Can increase in import duty on gold, curb India's insatiable appetite for gold?
Aug 14, 2013

Author: PersonalFN Content & Research Team

 
Impact

Concerned with weakness in the Indian rupee which has implication of widening Current Account Deficit (CAD); the Government once again increased the import duty on gold from 8% to 10%. It is noteworthy that this the third increase this calendar year, intended to curb demand for gold in India, the world’s largest consumer of gold.
 

On an ascending trend
Import duty on gold
Data as on August 13, 2013
[Source: Ministry of Finance (Dept. of Revenue), PersonalFN Research]
 

Apart from targeting gold, the duty on platinum too has been increased to from 8% to 10%, and for silver to 10% from 6%. And such a move is expected to fetch Rs 4,830 crore to the exchequer.

Moreover, the additional duty on gold dore bars is increased from 6% to 8% and for silver dore bars from 3% to 7%. Dore bars are semi-pure alloy of gold and silver mined from ore and are imported in the country for further purification. Likewise the excise duty too is hiked; where for refined gold bars it is increased from 7% to 9%, while for silver manufacturing from ore and silver / gold dore bars from 4% to 8%.

How much are the gold imports thus far?
In the fiscal year 2012-13, India imported 845 tonnes of gold valued at over Rs 2.45 lakh crore. And this was the main reason for CAD to hit a record high of 4.5% (at U.S. $87.8 billion) of GDP.

In the current fiscal year thus far (i.e. for the period April 2013 to July 2013) gold imports have risen 87% to 383 tonnes (from 205 tonnes in the same period last year). In value terms, the imports went up from Rs 56,488 crore to Rs 95,092 crore — an increase of about 68%. But despite such data on gold imports and persistent weakness in rupee, the Government is vowing to restrict the current account deficit (CAD) to 3.7% of GDP, or U.S. $70 billion in the current fiscal.

And going forward how would be the trend for gold imports?
Well, going forward too, demand is going to build-up as we approach the festive season. In fact, stockists are already piling up their inventory to meet demand ahead of the festive season (which runs from August to November). It is noteworthy that according to the World Gold Council (WCG) shipment of gold to India is expected to reach at around 900 tonnes level in calendar year 2013 due to rise in demand following lower prices.

At present the acquisition cost of gold has shot up with hike in import duty and weak Indian rupee. In such a scenario, PersonalFN is of the view that this would further buoy-up smuggling activity for 'tola' bars (or unnumbered gold bars) in the country. Smuggling activity in gold has been resurrected recognising the fact that India has an insatiable appetite and flair to own the precious yellow metal, due to various emotional and financial reasons. It is noteworthy that, as many as 220 cases (worth Rs 59.82 crore) of gold seizure were detected in the April-June period this year, as against 204 cases (worth Rs 12.86 crore) in 2012-13 and 64 cases (worth Rs 9.82 crore) in 2011-12.

Our view on gold:

With economic uncertainty surrounding the global economy, PersonalFN thinks that smart investors would view gold as a monetary asset rather than mere commodity and that would keep the long-term trend for gold intact until economic uncertainty recedes. Moreover, as long as the U.S. Federal Reserve continues with it bond-buying programme at its current pace, it would be supportive for gold.

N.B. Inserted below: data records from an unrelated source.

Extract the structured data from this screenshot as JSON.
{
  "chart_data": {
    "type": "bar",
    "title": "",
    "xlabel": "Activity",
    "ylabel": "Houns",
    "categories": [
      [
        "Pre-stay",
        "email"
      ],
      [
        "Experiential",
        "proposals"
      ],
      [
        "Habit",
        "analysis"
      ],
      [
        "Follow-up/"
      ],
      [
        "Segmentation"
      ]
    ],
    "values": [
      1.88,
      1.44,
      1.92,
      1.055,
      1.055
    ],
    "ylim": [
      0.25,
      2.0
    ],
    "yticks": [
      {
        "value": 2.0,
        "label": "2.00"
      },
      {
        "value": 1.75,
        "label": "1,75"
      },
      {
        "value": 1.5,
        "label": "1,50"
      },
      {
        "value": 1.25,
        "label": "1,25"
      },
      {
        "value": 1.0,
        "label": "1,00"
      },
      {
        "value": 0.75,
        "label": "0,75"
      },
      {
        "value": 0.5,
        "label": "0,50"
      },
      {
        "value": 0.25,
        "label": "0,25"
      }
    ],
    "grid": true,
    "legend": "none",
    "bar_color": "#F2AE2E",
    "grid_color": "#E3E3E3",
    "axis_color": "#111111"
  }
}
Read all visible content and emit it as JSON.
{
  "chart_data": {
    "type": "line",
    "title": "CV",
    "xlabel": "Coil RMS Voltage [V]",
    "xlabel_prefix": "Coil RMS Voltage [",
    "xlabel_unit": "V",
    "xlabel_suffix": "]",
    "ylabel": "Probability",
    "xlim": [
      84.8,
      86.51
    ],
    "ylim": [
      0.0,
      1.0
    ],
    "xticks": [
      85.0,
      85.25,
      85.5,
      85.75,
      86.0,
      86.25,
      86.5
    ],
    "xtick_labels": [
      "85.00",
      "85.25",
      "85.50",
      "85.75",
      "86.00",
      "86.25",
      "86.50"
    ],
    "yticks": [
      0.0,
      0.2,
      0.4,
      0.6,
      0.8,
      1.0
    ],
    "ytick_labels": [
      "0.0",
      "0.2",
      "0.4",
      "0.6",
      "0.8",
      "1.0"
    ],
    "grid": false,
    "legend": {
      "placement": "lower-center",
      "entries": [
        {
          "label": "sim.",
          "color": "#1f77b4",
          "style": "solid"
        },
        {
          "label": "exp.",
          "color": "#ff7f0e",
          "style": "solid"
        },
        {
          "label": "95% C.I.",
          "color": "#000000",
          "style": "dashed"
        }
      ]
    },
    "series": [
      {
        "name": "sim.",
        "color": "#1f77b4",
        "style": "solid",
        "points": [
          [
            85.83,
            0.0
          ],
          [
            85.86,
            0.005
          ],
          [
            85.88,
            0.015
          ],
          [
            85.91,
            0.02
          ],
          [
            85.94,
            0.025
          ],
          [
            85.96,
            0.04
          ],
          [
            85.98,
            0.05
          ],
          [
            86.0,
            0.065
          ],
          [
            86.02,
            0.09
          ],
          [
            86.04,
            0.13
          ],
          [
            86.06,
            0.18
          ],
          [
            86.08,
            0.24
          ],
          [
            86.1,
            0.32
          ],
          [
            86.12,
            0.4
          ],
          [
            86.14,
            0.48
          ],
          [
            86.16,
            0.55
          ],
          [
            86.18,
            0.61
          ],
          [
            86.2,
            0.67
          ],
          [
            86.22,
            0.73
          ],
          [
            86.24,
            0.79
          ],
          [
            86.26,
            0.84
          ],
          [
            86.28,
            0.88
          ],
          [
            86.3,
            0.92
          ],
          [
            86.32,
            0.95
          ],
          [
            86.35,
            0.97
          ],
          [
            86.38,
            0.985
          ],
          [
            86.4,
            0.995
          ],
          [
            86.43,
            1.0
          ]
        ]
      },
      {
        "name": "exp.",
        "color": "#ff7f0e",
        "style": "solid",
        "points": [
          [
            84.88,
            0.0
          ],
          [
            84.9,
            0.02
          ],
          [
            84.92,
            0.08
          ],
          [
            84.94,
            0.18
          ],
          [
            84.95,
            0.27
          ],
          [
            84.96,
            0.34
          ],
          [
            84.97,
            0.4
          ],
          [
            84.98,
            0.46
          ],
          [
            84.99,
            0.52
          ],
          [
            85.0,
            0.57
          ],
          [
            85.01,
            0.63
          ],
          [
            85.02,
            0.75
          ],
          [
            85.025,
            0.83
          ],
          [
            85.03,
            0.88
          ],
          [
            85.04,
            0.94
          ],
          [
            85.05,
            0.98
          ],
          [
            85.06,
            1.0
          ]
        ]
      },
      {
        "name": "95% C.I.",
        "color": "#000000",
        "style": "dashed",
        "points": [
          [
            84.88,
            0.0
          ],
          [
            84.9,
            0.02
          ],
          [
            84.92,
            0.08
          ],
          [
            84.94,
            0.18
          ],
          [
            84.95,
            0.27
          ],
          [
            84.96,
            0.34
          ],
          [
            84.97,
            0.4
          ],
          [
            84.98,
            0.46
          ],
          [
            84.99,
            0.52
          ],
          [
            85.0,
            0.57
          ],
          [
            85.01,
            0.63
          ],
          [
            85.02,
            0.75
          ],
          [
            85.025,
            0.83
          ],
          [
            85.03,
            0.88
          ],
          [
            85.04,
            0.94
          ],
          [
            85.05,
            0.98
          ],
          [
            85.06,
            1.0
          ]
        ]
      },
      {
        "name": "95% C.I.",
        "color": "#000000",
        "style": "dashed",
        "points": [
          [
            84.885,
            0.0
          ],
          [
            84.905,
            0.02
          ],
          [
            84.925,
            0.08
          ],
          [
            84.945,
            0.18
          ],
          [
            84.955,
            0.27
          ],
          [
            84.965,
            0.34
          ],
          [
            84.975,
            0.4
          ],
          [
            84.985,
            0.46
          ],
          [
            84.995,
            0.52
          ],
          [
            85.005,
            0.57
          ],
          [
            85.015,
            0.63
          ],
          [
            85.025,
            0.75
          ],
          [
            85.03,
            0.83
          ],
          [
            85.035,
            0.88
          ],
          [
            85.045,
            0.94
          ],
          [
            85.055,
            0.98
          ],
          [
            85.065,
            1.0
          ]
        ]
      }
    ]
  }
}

One can take refuge under the precious yellow metal and add it to your portfolio from diversification point of view. At PersonalFN, we believe that, you should consider your investment time horizon and accordingly allocate 10% to 15% of your total portfolio towards gold (via gold ETFs). Gold is not an instrument to make quick money but a solid long term asset and hence you should ideally invest in gold with a longer investment horizon.